Tanya struck a pose when she had finished, knee cocked at a rakish angle, hands on hips, head turned and chin in the air. I couldn’t help but to admire her. Look, yes. Touch, never!
“Well, you look innocent.” I said.
“You must have misplaced you halo,” Tanya said, “because I don’t see it glowing around your head!”
“I’m a secret operative.”
“So you’re still in the closet?”
“No.” I snarled, not that snarling got me anywhere with her. “That isn’t what I meant.”
“Oh so you’ve come out of the closet.”
“No closets, Tanya!”
“I can’t tell.”
I did not know what that was supposed to mean but felt that this was one of those times when not asking was the best option. I said instead; “Obviously we all needed this break.”
“And you had better be planning on us staying a while!” Tanya said, ignoring what it was I had been saying. “That means spending your own credits frugally!” She added, in case I hadn’t understood the implications of
what she had been saying.
“For once I agree with you.” I agreed with her.
“Shall we?” I asked, holding out my arm to her like she was royalty. In a way she very much is. She is queen of all she surveys. She smiled and took my arm and together we walked down through Last Chance to the lower level air lock in the midsection cargo hold (Last Chance has two but the second was primarily for ship to ship docking in space, not for dry docking, like we had here.)
The inner door of the airlock cycled open at my command and at the last moment Coto appeared out of nowhere and raced up to us, chittering at me as if I had meant to leave him on purpose. Still arm in arm Tanya and I entered the airlock, with Coto close on our heels. I could smell a fruity perfume on Tanya over my own whiskey breath even before the hatch irised closed. Her feminine smell was heady once we were closed in and waiting. I was sure hoping Cheryl wasn’t too pissed at me because with the way the women around me were bombarding me with their femininity I knew it couldn’t be long before I broke. There is only so much a man can be expected to withstand before caving, and I felt I had already been pushed to the brink.
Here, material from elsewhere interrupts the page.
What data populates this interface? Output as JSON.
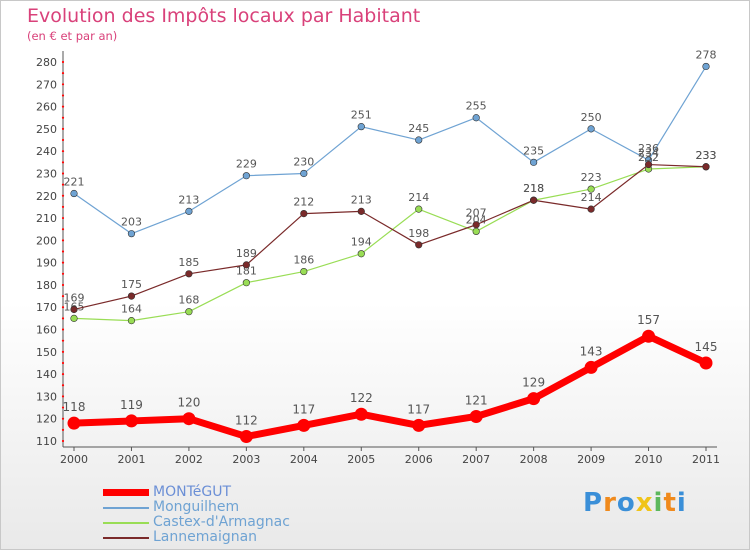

The air lock re-pressurized to match exterior atmospheric pressure and opened to release us. Just a matter of a few seconds. Kievor technology was advanced light years beyond our own and their AI had sensed the cycling of our air lock and a platform of their trans-metal ship material was awaiting us, having butted itself up to our air lock deck level with nearly no seam showing. As if Last Chance were now actually a part of the Kievor Trade Station and not a separate ship. We walked out onto the platform, which was now a solid seeming fixture of the docking bay (but in reality no part of the Kievor Trade Station could be called solid, when the trans-metal could and did change shape at the Kievor’s will). I ordered the air lock closed and as it closed the platform we stood upon began melting into the deck of the dock.